With distant astonishment at her own efficiency, she heard her voice saying very clearly and reasonably: ‘I do beg your pardon, but I came to you as the nearest house. I’ve just pulled a man out of the river, two hundred yards or so upstream. I’ve been giving him artificial respiration, and I think he’s going to be all right, but we ought to get him into shelter as quickly as we can. Can you help me? Could we bring him here?’

After one stunned instant, for which she could hardly blame him, he reacted with admirable promptitude. The door opened wider than ever. ‘Come inside!’ he said. ‘I’ll call my colleague, and we’ll get the poor chap indoors at once.’

‘I could help you carry him in,’ she said. ‘We ought not to lose any time.’

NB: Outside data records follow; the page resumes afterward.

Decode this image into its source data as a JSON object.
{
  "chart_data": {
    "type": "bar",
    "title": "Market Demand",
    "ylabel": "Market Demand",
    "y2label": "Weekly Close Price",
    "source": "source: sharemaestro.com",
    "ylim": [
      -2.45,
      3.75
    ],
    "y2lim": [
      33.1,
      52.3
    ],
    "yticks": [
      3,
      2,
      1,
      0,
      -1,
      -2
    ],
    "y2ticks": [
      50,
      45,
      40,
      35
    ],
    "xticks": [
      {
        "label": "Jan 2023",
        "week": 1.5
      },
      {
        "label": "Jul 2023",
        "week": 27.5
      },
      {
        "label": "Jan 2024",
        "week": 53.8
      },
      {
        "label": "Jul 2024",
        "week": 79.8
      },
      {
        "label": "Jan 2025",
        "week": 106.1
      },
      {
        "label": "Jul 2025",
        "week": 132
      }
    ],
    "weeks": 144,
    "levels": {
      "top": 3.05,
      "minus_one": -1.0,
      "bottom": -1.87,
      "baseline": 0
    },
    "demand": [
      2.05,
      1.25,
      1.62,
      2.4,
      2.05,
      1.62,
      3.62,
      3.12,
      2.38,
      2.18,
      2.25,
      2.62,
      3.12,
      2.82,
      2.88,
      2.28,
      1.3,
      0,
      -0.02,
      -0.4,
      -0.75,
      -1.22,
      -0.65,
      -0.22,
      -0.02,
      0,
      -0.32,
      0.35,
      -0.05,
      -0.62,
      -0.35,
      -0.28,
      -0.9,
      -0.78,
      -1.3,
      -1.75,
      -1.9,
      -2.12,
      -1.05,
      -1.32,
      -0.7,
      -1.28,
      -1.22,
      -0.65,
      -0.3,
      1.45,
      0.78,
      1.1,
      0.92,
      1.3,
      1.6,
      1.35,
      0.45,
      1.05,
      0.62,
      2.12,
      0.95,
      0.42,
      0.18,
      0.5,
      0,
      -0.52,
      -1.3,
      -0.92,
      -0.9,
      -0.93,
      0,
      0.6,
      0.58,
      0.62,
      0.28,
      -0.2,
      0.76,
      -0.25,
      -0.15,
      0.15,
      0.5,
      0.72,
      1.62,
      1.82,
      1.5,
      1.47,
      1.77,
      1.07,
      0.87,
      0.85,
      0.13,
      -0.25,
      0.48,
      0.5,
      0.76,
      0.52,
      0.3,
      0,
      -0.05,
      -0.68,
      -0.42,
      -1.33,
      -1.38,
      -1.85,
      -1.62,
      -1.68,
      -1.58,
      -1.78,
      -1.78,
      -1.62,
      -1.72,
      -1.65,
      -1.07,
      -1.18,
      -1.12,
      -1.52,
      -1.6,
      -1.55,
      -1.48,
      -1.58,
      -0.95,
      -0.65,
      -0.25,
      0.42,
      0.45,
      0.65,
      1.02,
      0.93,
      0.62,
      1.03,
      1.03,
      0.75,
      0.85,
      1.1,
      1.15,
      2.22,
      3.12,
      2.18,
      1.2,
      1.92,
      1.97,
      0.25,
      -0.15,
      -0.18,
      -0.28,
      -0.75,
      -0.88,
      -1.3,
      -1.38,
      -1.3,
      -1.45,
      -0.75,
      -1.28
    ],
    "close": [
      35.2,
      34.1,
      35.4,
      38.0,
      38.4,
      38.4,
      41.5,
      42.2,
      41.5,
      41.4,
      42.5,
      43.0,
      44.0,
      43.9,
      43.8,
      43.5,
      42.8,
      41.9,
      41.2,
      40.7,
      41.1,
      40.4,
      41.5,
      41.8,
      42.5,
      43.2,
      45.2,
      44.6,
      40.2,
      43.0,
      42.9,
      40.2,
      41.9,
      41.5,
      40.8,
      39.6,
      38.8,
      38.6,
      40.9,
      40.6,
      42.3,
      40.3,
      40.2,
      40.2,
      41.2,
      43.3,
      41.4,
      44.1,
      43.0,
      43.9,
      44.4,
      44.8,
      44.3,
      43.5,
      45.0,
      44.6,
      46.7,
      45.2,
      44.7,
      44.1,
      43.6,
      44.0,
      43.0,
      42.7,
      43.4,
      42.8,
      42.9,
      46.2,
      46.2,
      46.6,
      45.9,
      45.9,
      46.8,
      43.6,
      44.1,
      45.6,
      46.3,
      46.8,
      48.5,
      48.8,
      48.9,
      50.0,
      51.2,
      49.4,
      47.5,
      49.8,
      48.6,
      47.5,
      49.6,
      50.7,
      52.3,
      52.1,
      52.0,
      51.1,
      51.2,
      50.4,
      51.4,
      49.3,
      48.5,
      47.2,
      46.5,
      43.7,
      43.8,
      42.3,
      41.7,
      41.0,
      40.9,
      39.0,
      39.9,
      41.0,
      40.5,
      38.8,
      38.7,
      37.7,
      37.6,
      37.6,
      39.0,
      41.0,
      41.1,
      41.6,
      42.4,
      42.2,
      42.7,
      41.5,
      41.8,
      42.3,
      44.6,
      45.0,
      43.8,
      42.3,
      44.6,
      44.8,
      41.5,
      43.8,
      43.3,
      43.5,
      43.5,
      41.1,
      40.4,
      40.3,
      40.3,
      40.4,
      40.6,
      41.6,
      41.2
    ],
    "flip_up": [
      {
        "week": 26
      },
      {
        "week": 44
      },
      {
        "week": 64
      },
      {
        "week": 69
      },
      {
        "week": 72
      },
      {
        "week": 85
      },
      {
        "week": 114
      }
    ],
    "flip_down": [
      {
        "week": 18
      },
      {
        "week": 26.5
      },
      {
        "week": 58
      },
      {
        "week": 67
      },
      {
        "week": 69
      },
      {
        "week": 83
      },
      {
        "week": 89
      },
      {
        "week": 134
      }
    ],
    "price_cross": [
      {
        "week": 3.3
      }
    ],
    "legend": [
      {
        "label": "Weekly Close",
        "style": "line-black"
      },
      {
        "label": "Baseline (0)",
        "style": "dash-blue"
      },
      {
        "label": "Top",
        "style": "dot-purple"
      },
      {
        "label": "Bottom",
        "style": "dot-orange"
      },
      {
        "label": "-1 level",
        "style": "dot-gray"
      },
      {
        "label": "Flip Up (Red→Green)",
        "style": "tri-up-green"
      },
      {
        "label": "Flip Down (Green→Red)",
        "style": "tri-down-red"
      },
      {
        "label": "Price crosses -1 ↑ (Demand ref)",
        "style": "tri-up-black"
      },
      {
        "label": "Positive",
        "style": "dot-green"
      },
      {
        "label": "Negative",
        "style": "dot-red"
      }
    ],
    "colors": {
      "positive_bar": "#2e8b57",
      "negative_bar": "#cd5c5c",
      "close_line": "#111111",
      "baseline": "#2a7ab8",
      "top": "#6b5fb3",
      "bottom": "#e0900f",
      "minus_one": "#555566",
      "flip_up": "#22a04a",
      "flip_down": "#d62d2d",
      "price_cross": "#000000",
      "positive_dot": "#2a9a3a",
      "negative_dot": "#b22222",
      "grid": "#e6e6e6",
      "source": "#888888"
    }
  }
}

‘Don’t worry, Lawrence is only a couple of minutes away. He has a scooter, he’ll be here in no time. You sit down by the fire, you’re wet and cold. I’ll be back directly.’ And he thrust her briskly into a small, book-lined room, and himself went on along a passage to the hall and the telephone, leaving the door open between them. She heard him dial, and speak briefly and drily, almost as though similar rescue operations landed on his doorstep every night. It might not be the first occurrence, she realised. People who live beside flood rivers are liable to be recruited from time to time. Certainly he wasted no time in calling up his reserves. After the click of the hand-set as the connection was cut, she heard him dial and speak once more.

When he came back into the doorway of the room where she waited, he had a duffle coat over his arm, and was carrying a folding garden-bed with a rigid aluminium frame and a patterned canvas cover printed with brilliant sunflowers. Incongruously festive for a stretcher, but she saw that it would serve the purpose very well.

‘If you wouldn’t mind coming along to light us on the way back? I’ve got a coach-lantern here in the garden room. I called the police, as well,’ he explained. ‘You may not know, but we had an officer here looking for a missing boy, earlier this evening. I hope you may have found him for them.’